For a while I’ve been looking for an easy to use and powerful visualiser for atomistic simulations. I’ve used some not particularly fancy home-made code for this but wanted something more versatile that was still able to handle tens of thousands of particles.

So, OVITO which uses OpenGL rendering and is completely free and cross-platform, is perfect. I wrote some code that quickly converts my simulation’s data files (‘trajectories’) into a format readable by OVITO, loaded them in, and now I can spend all day making videos instead of doing real work. This program also easily allows special effects like color-coding particle properties, structure analysis, rotation/slicing of the simulation box etc., so it’ll be handy for preliminary analysis as well as making illustrative videos for seminars and so on.

An example

I recently posted about gas-liquid phase separation, specifically ‘spinodal decomposition’ in which the phase separation happens quickly throughout the whole system, rather than by nucleating at a specific site. A while ago I tried running something similar but in the presence of a template for crystal growth (i.e. a regular lattice at one end of the simulation box). This templated growth is another main focus of the project so we thought it might be interesting to combine the two ideas.

A video, produced with OVITO:

What seems to be happening for the parameters I’ve used is that the template causes a crystal to grow but, as was discussed in this paper, the crystal can’t locally coexist with the liquid, even though the liquid has a roughly similar density to the crystal. Instead, the crystal needs to coexist with the very-low-density gas phase, so it coats itself with a thick layer of gas which ‘shields’ the crystal from the liquid as it grows. It’s a ‘split interface’ (Crystal-Gas-Liquid) similar to those discussed here and may substantially slow down the growth of the crystal. Experimentally, this means that little crystallites form which effervesce, or bubble, as the gas bubble they keep trying to form around themselves floats away. It’s an inherently nonequilibrium effect because, at equilibrium, the gas-liquid separation disappears and you’re left with just two phases: a crystal and a very tenuous vapour. The effect of ‘metastable’ (nonequilibrium) phase transitions like the gas-liquid separation is a key focus of my work.
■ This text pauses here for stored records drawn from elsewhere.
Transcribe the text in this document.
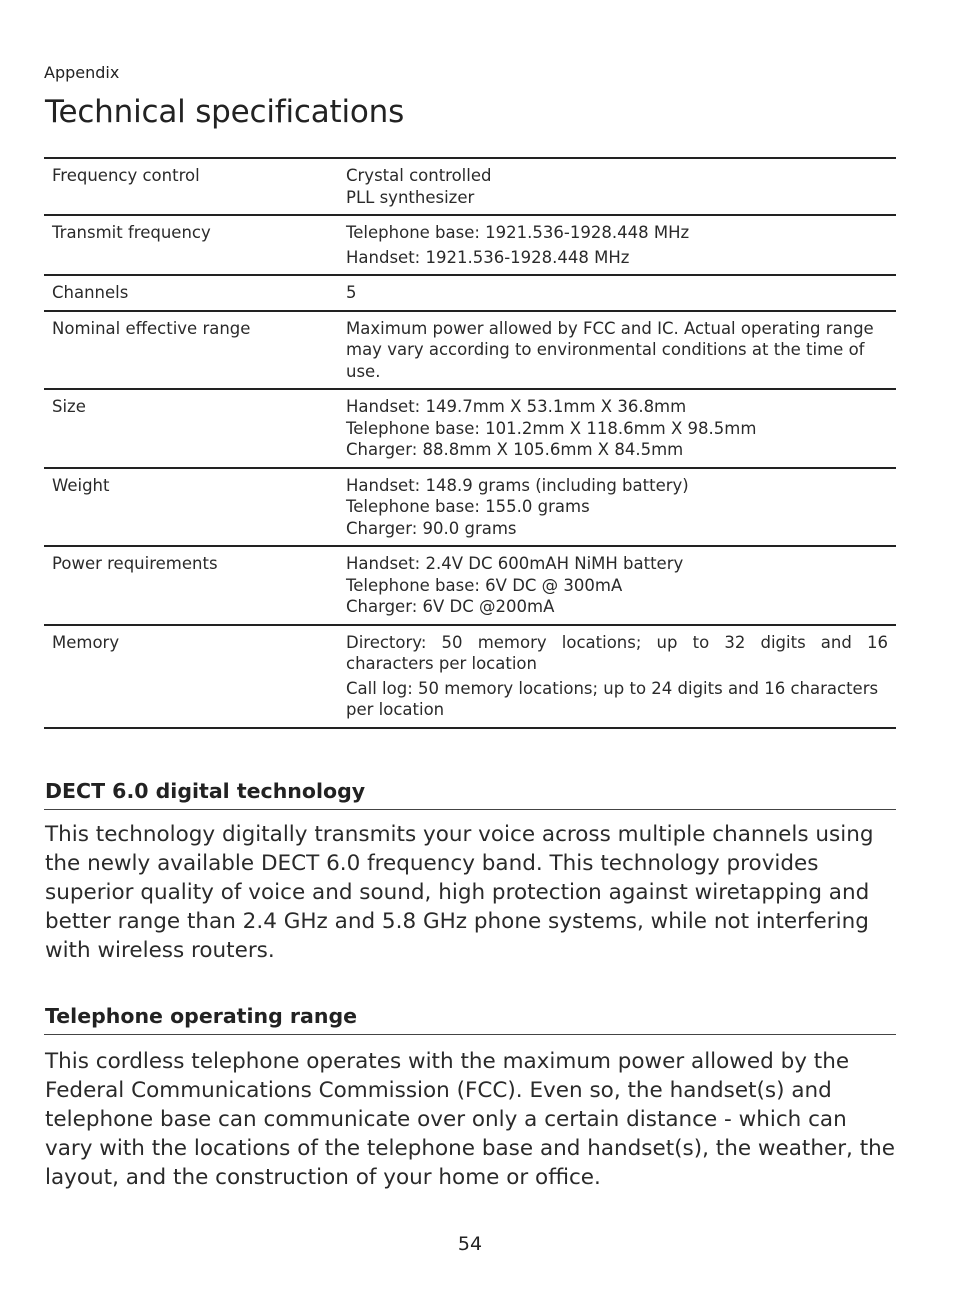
Appendix
Technical specifications
Frequency control	Crystal controlled
PLL synthesizer

Transmit frequency	Telephone base: 1921.536-1928.448 MHz
Handset: 1921.536-1928.448 MHz

Channels	5

Nominal effective range	Maximum power allowed by FCC and IC. Actual operating range may vary according to environmental conditions at the time of use.

Size	Handset: 149.7mm X 53.1mm X 36.8mm
Telephone base: 101.2mm X 118.6mm X 98.5mm
Charger: 88.8mm X 105.6mm X 84.5mm

Weight	Handset: 148.9 grams (including battery)
Telephone base: 155.0 grams
Charger: 90.0 grams

Power requirements	Handset: 2.4V DC 600mAH NiMH battery
Telephone base: 6V DC @ 300mA
Charger: 6V DC @200mA

Memory	Directory: 50 memory locations; up to 32 digits and 16 characters per location
Call log: 50 memory locations; up to 24 digits and 16 characters per location
DECT 6.0 digital technology

This technology digitally transmits your voice across multiple channels using the newly available DECT 6.0 frequency band. This technology provides superior quality of voice and sound, high protection against wiretapping and better range than 2.4 GHz and 5.8 GHz phone systems, while not interfering with wireless routers.

Telephone operating range

This cordless telephone operates with the maximum power allowed by the Federal Communications Commission (FCC). Even so, the handset(s) and telephone base can communicate over only a certain distance - which can vary with the locations of the telephone base and handset(s), the weather, the layout, and the construction of your home or office.

54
Click the photo for a high-res version

Here is a photo I recently took with my friend Tom. It’s a little tube containing a suspension of colloidal particles (described a bit more on my Science page). Colloids are small but not microscopically tiny, which means that when they form crystals, the typical distances between particles are larger than those found in molecular or atomic structures. In fact, the distances correspond roughly with the wavelength of visible light, so the crystals scatter incoming light of all different colours and, as shown in the picture, look great. Natural and synthetic opals also display this ‘opalescence’, because they are formed by the crystallisation of colloidal sand particles.

I got this little sample when I was on a conference in Corsica and I’m very fond of it, because the only colloidal suspensions I usually get to see are pretend ones in computer simulations. The motivation for having spent a morning with Tom pointing a camera at a tube is, hopefully, to provide a nice green-screen background for an interview I was involved in for the Physics Department’s website. In the interview I managed to talk for 15 minutes about why Leeds is a good place to do a PhD, while forgetting to once mention its music scene. Well done me.

Thanks very much to Tom West for his incredibly steady camera-hands, and patience.